From Casetext: Smarter Legal Research

Green v. State

Court of Appeal of Louisiana, First Circuit
May 9, 1997
693 So. 2d 1317 (La. Ct. App. 1997)

Opinion

No. 96 CW 0781.

May 9, 1997.

APPEAL FROM THE NINETEENTH JUDICIAL DISTRICT COURT, PARISH OF EAST BATON ROUGE, NO. 422,550, STATE OF LOUISIANA, HONORABLE J. MICHAEL McDONALD, J.

Laurie A. White, New Orleans, for Plaintiff-Respondent Leonard Green.

Andre Charles Castaing, Baton Rouge, for Defendants-Relators State of Louisiana, et al.

Before WHIPPLE, PITCHER and FITZSIMMONS, JJ.

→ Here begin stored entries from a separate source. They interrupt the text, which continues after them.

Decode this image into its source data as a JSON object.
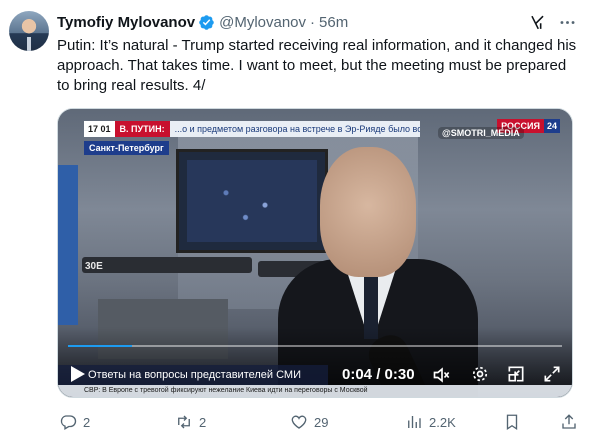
{
  "tweet": {
    "author_name": "Tymofiy Mylovanov",
    "handle": "@Mylovanov",
    "separator": "·",
    "time": "56m",
    "text": "Putin: It’s natural - Trump started receiving real information, and it changed his approach. That takes time. I want to meet, but the meeting must be prepared to bring real results. 4/"
  },
  "video": {
    "overlay_time": "17 01",
    "overlay_putin": "В. ПУТИН:",
    "overlay_ticker": "...о и предметом разговора на встрече в Эр-Рияде было восстановление",
    "channel_red": "РОССИЯ",
    "channel_num": "24",
    "city": "Санкт-Петербург",
    "watermark": "@SMOTRI_MEDIA",
    "drone_label": "30E",
    "caption": "Ответы на вопросы представителей СМИ",
    "sub_ticker": "СВР: В Европе с тревогой фиксируют нежелание Киева идти на переговоры с Москвой",
    "timecode": "0:04 / 0:30",
    "progress": 0.13
  },
  "actions": {
    "replies": "2",
    "reposts": "2",
    "likes": "29",
    "views": "2.2K"
  },
  "colors": {
    "accent": "#1d9bf0",
    "text_secondary": "#536471",
    "verified": "#1d9bf0"
  },
  "icons": {
    "verified": "verified-badge-icon",
    "grok": "grok-icon",
    "more": "more-icon",
    "reply": "reply-icon",
    "repost": "repost-icon",
    "like": "heart-icon",
    "views": "views-icon",
    "bookmark": "bookmark-icon",
    "share": "share-icon"
  }
}
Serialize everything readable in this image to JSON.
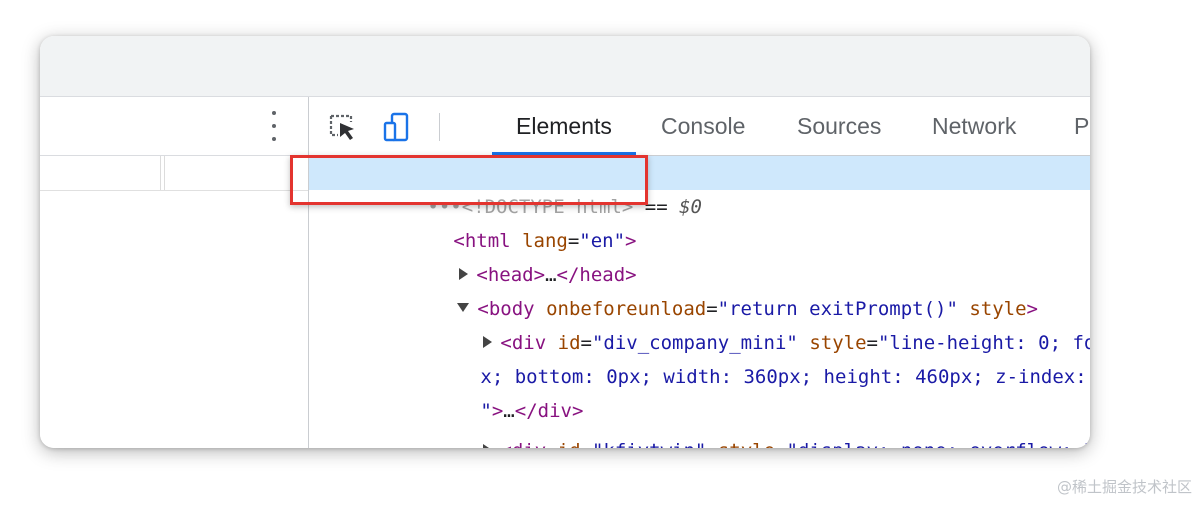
{
  "devtools": {
    "tabs": [
      {
        "label": "Elements",
        "active": true
      },
      {
        "label": "Console",
        "active": false
      },
      {
        "label": "Sources",
        "active": false
      },
      {
        "label": "Network",
        "active": false
      },
      {
        "label": "Perfo",
        "active": false
      }
    ],
    "toolbar": {
      "inspect_icon": "inspect-element-icon",
      "device_icon": "device-toolbar-icon",
      "menu_icon": "kebab-menu-icon"
    },
    "colors": {
      "accent": "#1a73e8",
      "selected_row": "#cfe8fc",
      "highlight_border": "#e3342f"
    }
  },
  "dom_tree": {
    "doctype": {
      "ellipsis": "•••",
      "text": "<!DOCTYPE html>",
      "eq": " == ",
      "ref": "$0"
    },
    "html_open": {
      "lt": "<",
      "tag": "html",
      "attr": "lang",
      "eq": "=",
      "value": "\"en\"",
      "gt": ">"
    },
    "head": {
      "lt": "<",
      "tag": "head",
      "gt": ">",
      "ellipsis": "…",
      "close": "</head>"
    },
    "body": {
      "lt": "<",
      "tag": "body",
      "attr1": "onbeforeunload",
      "eq": "=",
      "value1": "\"return exitPrompt()\"",
      "attr2": "style",
      "gt": ">"
    },
    "div1": {
      "lt": "<",
      "tag": "div",
      "attr1": "id",
      "eq": "=",
      "value1": "\"div_company_mini\"",
      "attr2": "style",
      "value2_part1": "\"line-height: 0; fo",
      "value2_part2": "x; bottom: 0px; width: 360px; height: 460px; z-index: ",
      "value2_part3": "\"",
      "gt": ">",
      "ellipsis": "…",
      "close": "</div>"
    },
    "div2": {
      "lt": "<",
      "tag": "div",
      "attr1": "id",
      "eq": "=",
      "value1": "\"kfivtwin\"",
      "attr2": "style",
      "value2": "\"display: none; overflow: h"
    }
  },
  "watermark": "@稀土掘金技术社区"
}
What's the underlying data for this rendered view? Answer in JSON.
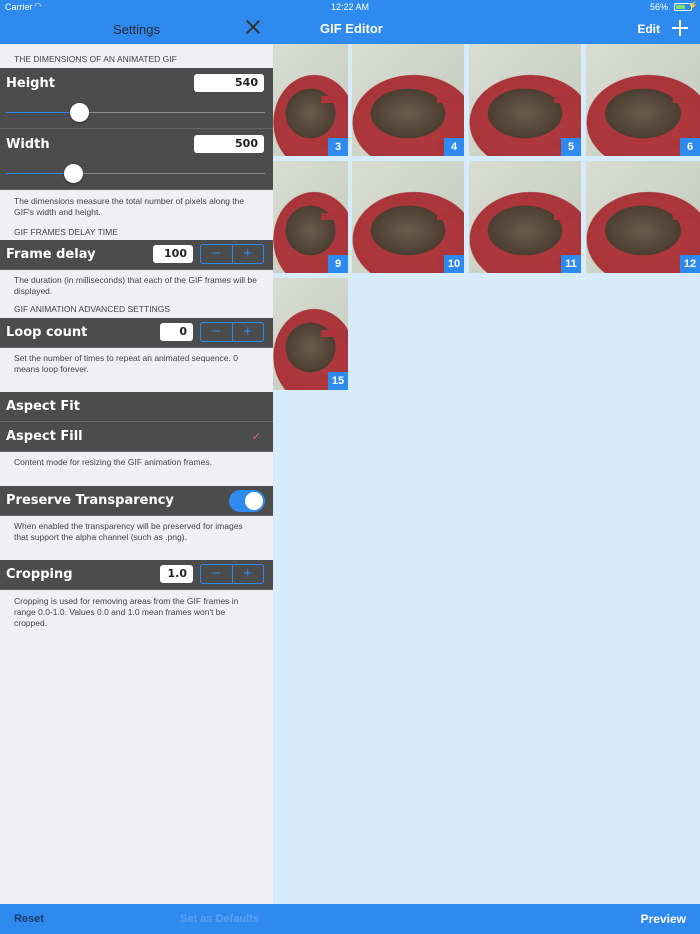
{
  "status_bar": {
    "carrier": "Carrier",
    "time": "12:22 AM",
    "battery": "56%",
    "battery_level": 0.56
  },
  "settings": {
    "title": "Settings",
    "dimensions": {
      "header": "THE DIMENSIONS OF AN ANIMATED GIF",
      "height_label": "Height",
      "height_value": "540",
      "height_slider": 0.28,
      "width_label": "Width",
      "width_value": "500",
      "width_slider": 0.26,
      "footnote": "The dimensions measure the total number of pixels along the GIF's width and height."
    },
    "delay": {
      "header": "GIF FRAMES DELAY TIME",
      "label": "Frame delay",
      "value": "100",
      "minus": "−",
      "plus": "+",
      "footnote": "The duration (in milliseconds) that each of the GIF frames will be displayed."
    },
    "advanced": {
      "header": "GIF ANIMATION ADVANCED SETTINGS",
      "loop_label": "Loop count",
      "loop_value": "0",
      "minus": "−",
      "plus": "+",
      "loop_footnote": "Set the number of times to repeat an animated sequence. 0 means loop forever."
    },
    "content_mode": {
      "aspect_fit": "Aspect Fit",
      "aspect_fill": "Aspect Fill",
      "checkmark": "✓",
      "selected": "Aspect Fill",
      "footnote": "Content mode for resizing the GIF animation frames."
    },
    "transparency": {
      "label": "Preserve Transparency",
      "enabled": true,
      "footnote": "When enabled the transparency will be preserved for images that support  the alpha channel (such as .png)."
    },
    "cropping": {
      "label": "Cropping",
      "value": "1.0",
      "minus": "−",
      "plus": "+",
      "footnote": "Cropping is used for removing areas from the GIF frames in range 0.0-1.0. Values 0.0 and 1.0 mean frames won't be cropped."
    },
    "footer": {
      "reset": "Reset",
      "set_defaults": "Set as Defaults"
    }
  },
  "editor": {
    "title": "GIF Editor",
    "edit": "Edit",
    "preview": "Preview",
    "frames": [
      "3",
      "4",
      "5",
      "6",
      "9",
      "10",
      "11",
      "12",
      "15"
    ]
  },
  "colors": {
    "accent": "#2f8af0",
    "row_background": "#4c4c4c",
    "editor_background": "#d6ebfc",
    "checkmark": "#e46a7a"
  }
}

On November 21, 1995, respondent, Leonard Green, filed a tort suit in the Nineteenth Judicial District Court against Richard L. Stalder, the Secretary of the Louisiana Department of Public Safety and Corrections; Ed Day, the warden at the Washington Correctional Institute (WCI); three (3) unnamed guards at WCI; and Patrick Allen, an inmate at WCI. Respondent alleged that, on or about November 22, 1994, while incarcerated at WCI, he was injured when Patrick Allen hit him in the face with a metal padlock while they were playing football. Respondent further alleged that relators were negligent in allowing this injury to occur.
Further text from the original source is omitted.